Stork and Modularity

September 19, 2021

I've been working on making Stork a more modular project. Stork has a lot of code in it; to make it more readable, I've been putting that code in different files. With Rust, every file is a different module (for the most part), so this winds up with lots of stacked modules. Rust also lets you only reference modules absolutely (starting from the crate) or relatively (by ascending up the module stack and then descending down), so my imports were getting kind of unwieldy.

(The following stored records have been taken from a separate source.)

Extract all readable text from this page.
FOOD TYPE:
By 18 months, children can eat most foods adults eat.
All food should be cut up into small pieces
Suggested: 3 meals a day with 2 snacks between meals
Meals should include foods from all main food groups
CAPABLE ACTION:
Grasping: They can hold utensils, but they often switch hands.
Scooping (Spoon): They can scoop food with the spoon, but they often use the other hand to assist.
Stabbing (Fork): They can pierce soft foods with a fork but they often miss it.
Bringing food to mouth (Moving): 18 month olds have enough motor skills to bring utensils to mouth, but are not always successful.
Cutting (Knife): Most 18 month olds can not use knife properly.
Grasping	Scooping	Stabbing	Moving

1super::super::super::config::file::SRTSubtitleFormat // :(

This has been mostly manageable, but recently, Andrew wanted to compile Stork on an environment (x86 Amazon Linux 2) for which my release process doesn't create a binary. I spun up an ec2 instance, tried to compile Stork, and was disappointed to find that it doesn't compile - the new "download a web page and index it" feature relies on OpenSSL, which the Rust installation was having trouble finding. This seems like a bug? I'll have to go back and reproduce it and file it later, probably on this repo. As a workaround, I wanted to see if there was a way to conditionally compile out that code. Andrew wouldn't be able to download web pages and index them, but that's better than not being able to run Stork after all.

In a Rust crate, you can use features to mark code as optional. When the feature is on, it will be compiled into the binary. When the feature is off, the compiler will act as if that code isn't there. You can also mark crates as installed only when a feature is enabled, so my original plan was to put that web-page-downloading feature (and the crates it depended on) behind a feature and try compiling Stork with that feature disabled.

While I was poking at my features, I wanted to change how I approached the modularity of the project. There are some aspects of the code, like a "common" module which contains things like constants, type aliases, and some shared models, that I wanted to extract into its own crate. In fact, there are several modules in the root of Stork that could be their own crate. For example, Stork supports parsing and searching indexes from old versions of Stork, which means the WASM binary has to include a separate deserialization schema that 99%Or 100%! I don't have the analytics to determine, though none of the indexes I've seen through the analytics I _do_have are using the old format. of people don't use. It'd be nice to offer a smaller WASM binary that doesn't include that code, if folks know they won't need it. So this weekend, I got up close and personal with my Stork repo to split out my WASM bridge models, my v2 index, my v3 index, and my config models into their own crates.

As usual, the compiler admonished me repeatedly. This isn't a bad thing! Compiler admonition is much better than runtime failure; that's one of the reasons I like writing Rust so much. I was referencing things across modules in a way that wasn't allowed -- or at least, that I shouldn't repeat -- across crates. I updated nearly every import in the project. It felt like I was finally making some of the sketchier parts of the codebase clearer, which felt nice. Along the way, I cleaned up my custom error implementations with the thiserror crate, which was really satisfying. And getting to a place where I had easily understandable crates with small public interfaces all interacting with each other made me look forward to building on top of those crates in the future. In Rust, "Crate" is its own visibility level. Now that there are more crate boundaries in the project, I can be a lot more granular about what symbols are visible, so I can make more symbols private (or make symbols private more easily) than I could before. That makes me more likely to write documentation for my public interfaces (or even care about them when I previously hadn't), since those public interfaces are now more logical and meaningful than they were before.

And yet, this project seemed futile for a good portion of it. Stork still doesn't compile, so there's more work to do. None of the work seemed all that meaningful -- I wasn't adding new features, I was hacking on my import statements. Most of all, though, was the combinatorial explosion of compilable versions of Stork. Now, in my CI, I'll have to test 5 crates' test suites with different sets of features enabled and disabled, and I believe I'll have to define all those combinations manually. My local development (rust-analyzer) seems to have broken itself after looking at code that doesn't exist in the compiled output for so long. I've added more boilerplate in the form of crate definitions. I'm worried that I've made my life more complex to make the public interfaces of my code less so. I can see the benefit of enforcing better public interfaces immediately, but I won't really feel the pain of the combinatorial explosion until later, so right now, I'm biased towards thinking this was a good idea when it might actually be a bad one that will only sneak up on me after a few months.

I want to keep hacking on this, mostly because I'm so close and because it'd be nice to be able to give Andrew a working binary. But I think I realized that spending a weekend on my build configurations doesn't spark as much joy as building something new.